Perumahan dan kawasan permukiman adalah satu kesatuan sistem yang terdiri atas pembinaan penyelenggaraan perumahan, penyelenggaraan kawasan permukiman, pemeliharaan dan perbaikan, pencegahan dan peningkatan kualitas terhadap perumahan kumuh dan permukiman kumuh, penyediaan tanah, pendanaan dan sistem pembiayaan, serta peran serta masyarakat.

Adapun target indikator Urusan Perumahan dan Realisasi Tahun 2016 adalah sebagai berikut:

Tabel 2-41. Target dan Realisasi Indikator Kinerja Urusan Perumahan dan Kawasan Permukiman Tahun 2016

Dari 21 (dua puluh satu) indikator terkait dengan pelaksanaan Urusan Perumahan, dari target yang ditetapkan di Tahun 2016, hanya 2 (dua) indikator yang tercapai sesuai dengan target yang telah ditetapkan, yaitu tersedianya sistem air limbah setempat yang memadai dengan target 87% dengan capaian kinerja 87,55% yang artinya jumlah rumah di Kota magelang sejumlah 32.938 unit terdapat 28.880 unit rumah yang sanitasinya sudah ada sistem air limbah yang memadai. Jumlah Rusunawa dan Rusunami yang layak huni dengan target pengelolaan 2 unit tercapai target dengan pengelolaan 2 (dua) unit atau capaiannya 100%, UPTD Rusunawa Kota Magelang baru mengelola 2 (dua) unit Rusunawa, yaitu Rusunawa Potrobangsan dan Rusunawa Tidar.

Untuk rasio luas kawasan kumuh di 17 (tujuh belas) Kelurahan keselurahan tidak mencapai target, dengan total luas permukiman kumuh di Kota Magelang sebesar 121 ha atau 6,5% dari luas wilayah Kota Magelang, target pengurangan luas kawasan permukiman kumuh seluas 77 ha, hanya tercapai 24,4 ha atau baru mengurangi luasan kawasan kumuh sebesar 20,16%. Hal tersebut dikarenakan pada tahun 2016 pembangunan prasarana, sarana dan utilitas (PSU) fasilitas umum lingkungan belum menyentuh secara keseluruhan kawasan kumuh di lingkungan kelurahan, sehingga diharapkan untuk tahun yang akan datang, di kawasan permukiman kumuh menjadi prioritas utama.

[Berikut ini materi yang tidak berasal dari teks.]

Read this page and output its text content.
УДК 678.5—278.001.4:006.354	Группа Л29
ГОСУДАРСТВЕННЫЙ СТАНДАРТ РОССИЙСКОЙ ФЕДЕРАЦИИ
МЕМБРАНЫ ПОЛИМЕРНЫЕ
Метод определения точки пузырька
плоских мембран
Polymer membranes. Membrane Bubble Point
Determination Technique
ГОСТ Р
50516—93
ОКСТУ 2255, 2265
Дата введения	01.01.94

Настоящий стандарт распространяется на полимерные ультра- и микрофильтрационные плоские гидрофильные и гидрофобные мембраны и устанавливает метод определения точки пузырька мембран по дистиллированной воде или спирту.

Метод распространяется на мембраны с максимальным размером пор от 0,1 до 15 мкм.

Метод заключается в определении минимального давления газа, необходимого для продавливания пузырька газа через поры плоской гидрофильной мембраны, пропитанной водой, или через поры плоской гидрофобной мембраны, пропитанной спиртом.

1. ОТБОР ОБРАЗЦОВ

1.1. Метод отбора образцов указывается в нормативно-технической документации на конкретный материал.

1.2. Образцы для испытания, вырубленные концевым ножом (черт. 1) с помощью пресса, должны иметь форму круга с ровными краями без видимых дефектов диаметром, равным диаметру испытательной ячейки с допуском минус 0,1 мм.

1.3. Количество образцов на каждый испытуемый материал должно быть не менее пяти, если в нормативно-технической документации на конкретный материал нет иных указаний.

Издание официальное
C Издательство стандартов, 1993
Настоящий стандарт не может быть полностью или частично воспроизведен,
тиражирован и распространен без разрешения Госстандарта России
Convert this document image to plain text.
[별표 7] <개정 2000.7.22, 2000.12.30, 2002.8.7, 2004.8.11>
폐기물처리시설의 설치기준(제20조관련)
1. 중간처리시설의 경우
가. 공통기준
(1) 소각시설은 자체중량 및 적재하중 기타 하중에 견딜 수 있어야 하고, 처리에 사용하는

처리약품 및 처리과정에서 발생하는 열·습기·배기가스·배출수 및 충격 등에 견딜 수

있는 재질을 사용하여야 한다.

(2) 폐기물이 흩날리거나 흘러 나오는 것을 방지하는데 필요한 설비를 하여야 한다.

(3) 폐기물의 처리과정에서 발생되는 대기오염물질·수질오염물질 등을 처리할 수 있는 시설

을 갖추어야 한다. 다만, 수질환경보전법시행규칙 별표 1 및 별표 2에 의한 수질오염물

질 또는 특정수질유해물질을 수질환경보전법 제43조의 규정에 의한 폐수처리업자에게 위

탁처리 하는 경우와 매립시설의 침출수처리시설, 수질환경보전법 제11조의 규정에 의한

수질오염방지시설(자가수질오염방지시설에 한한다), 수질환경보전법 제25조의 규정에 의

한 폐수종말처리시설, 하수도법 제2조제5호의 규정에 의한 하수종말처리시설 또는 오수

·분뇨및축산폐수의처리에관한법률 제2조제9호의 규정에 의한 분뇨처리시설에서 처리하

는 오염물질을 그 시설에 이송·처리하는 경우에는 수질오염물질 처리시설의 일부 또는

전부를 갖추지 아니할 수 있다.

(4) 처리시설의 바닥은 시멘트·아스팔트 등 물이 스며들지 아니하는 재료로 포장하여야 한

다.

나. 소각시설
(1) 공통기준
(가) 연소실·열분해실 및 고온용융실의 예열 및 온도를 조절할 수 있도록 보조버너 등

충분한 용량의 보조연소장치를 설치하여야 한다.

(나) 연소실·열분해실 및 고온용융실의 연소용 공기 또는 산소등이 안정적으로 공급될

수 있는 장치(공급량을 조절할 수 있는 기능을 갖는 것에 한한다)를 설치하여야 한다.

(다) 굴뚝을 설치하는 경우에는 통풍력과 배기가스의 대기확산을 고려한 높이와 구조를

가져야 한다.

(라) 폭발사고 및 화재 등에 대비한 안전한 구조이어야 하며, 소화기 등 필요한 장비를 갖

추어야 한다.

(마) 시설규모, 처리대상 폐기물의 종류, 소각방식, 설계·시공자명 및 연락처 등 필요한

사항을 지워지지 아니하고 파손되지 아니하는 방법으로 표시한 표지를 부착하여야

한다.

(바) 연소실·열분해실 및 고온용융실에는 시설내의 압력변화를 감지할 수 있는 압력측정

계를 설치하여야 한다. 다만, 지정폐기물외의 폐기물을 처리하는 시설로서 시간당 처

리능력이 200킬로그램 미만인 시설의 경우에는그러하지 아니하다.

Pertambahan jumlah penduduk di kawasan perkotaan meningkatkan hunian padat yang jika tidak terkendali akan menyebabkan kekumuhan, kegiatan untuk mengurangi kawan kumuh permukiman baru menyentuh infrastruktur jalan lingkungan, saluran permukiman dan air bersih, sedangkan untuk Rumah Tidak Layak Huni (RTLH) dan sanitasi tidak dapat dilaksanakan karena terkendala aturan dan juknis, sehingga penanganannya belum maksimal sehingga tidak mencapai target di tahun 2016.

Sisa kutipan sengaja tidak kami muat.